Orange County Housing Summary

  • The active listing inventory in the past couple of weeks plunged by 187 homes, down 7%, and now sits at 2,309, its lowest level since the start of July. It was also the largest drop of the year. In October, 36% fewer homes came on the market compared to the 3-year average before COVID (2017 to 2019), 1,093 less. Last year, there were 3,286 homes on the market, 977 more homes, or 42% higher. The 3-year average before COVID (2017 to 2019) was 5,359, or 132% extra, more than double.
  • Demand, the number of pending sales over the prior month, decreased by 50 pending sales in the past two weeks, down 4%, and now totals 1,173, its lowest level since tracking began in 2004. Last year, there were 1,212 pending sales, 3% more than today. The 3-year average before COVID (2017 to 2019) was 1,969, or 68% more.
  • With the inventory plunging faster than demand, the Expected Market Time, the number of days to sell all Orange County listings at the current buying pace, decreased from 61 to 59 days in the past couple of weeks. It was 81 days last year, slower than today. The 3-year average before COVID (2017 to 2019) was 85 days, also slower than today.
  • For homes priced below $750,000, the Expected Market Time decreased from 45 to 41 days.

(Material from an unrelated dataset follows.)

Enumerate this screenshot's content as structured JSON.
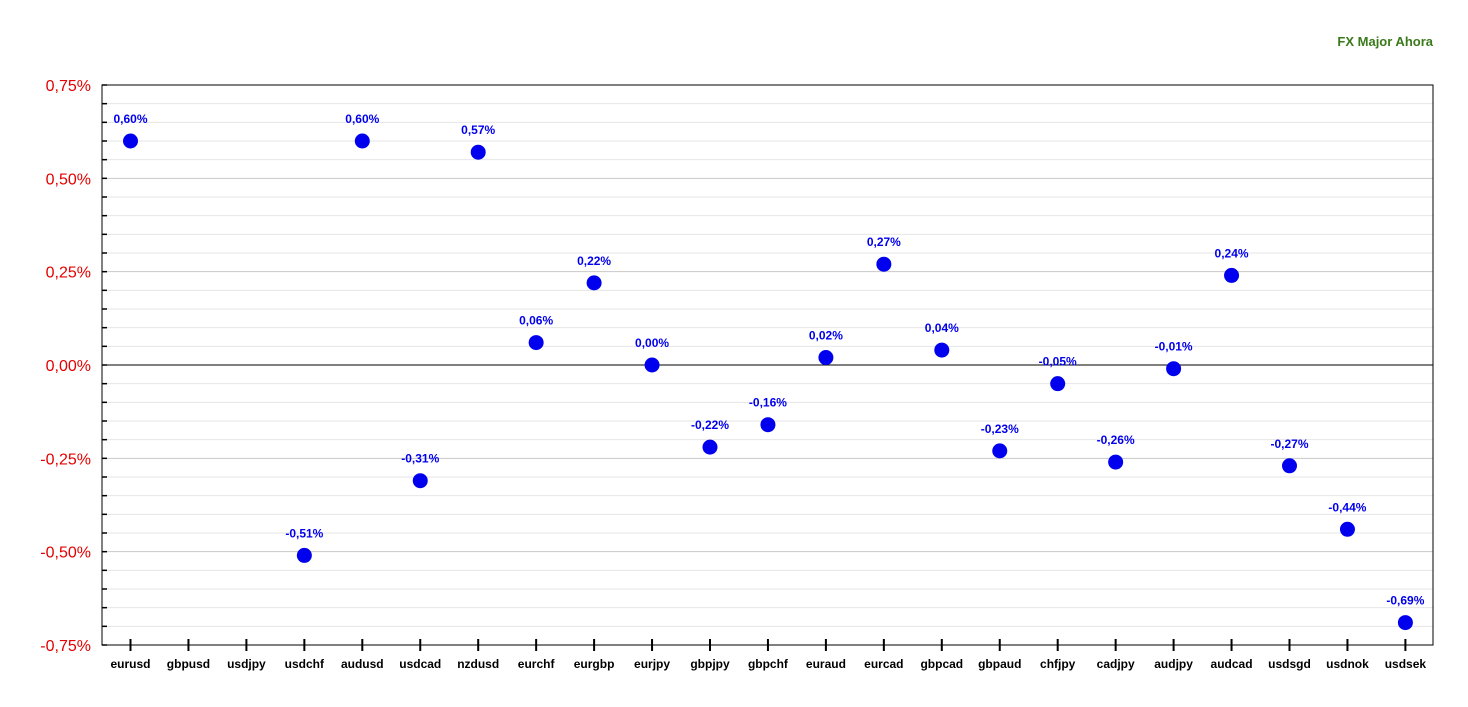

This range represents 19% of the active inventory and 27% of demand.
  • For homes priced between $750,000 and $1 million, the Expected Market Time decreased from 41 to 38 days. This range represents 16% of the active inventory and 24% of demand.
  • For homes priced between $1 million and $1.25 million, the Expected Market Time decreased from 46 to 44 days. This range represents 10% of the active inventory and 14% of demand.
  • For homes priced between $1.25 million and $1.5 million, the Expected Market Time decreased from 46 to 44 days. This range represents 9% of the active inventory and 12% of demand.
  • For homes priced between $1.5 million and $2 million, the Expected Market Time decreased from 70 to 68 days. This range represents 13% of the active inventory and 11% of demand.
  • For homes priced between $2 million and $4 million, the Expected Market Time in the past two weeks increased from 103 to 115 days. For homes priced between $4 million and $6 million, the Expected Market Time increased from 231 to 240 days. For homes priced above $6 million, the Expected Market Time decreased from 469 to 444 days.
  • The luxury end, all homes above $2 million, account for 33% of the inventory and 12% of demand.
  • Distressed homes, both short sales and foreclosures combined, comprised only 0.3% of all listings and 0.1% of demand. Only six foreclosures and two short sales are available today in Orange County, with eight total distressed homes on the active market, up two from two weeks ago. Last year, eight distressed homes were on the market, identical to today.
  • There were 1,632 closed residential resales in October, 5% less than October 2022’s 1,726 closed sales. October marked a 1% drop compared to September 2023. The sales-to-list price ratio was 98.9% for all of Orange County. Foreclosures accounted for 0.1% of all closed sales, and there were no closed short sales. That means that 99.9% of all sales were good ol’ fashioned sellers with equity.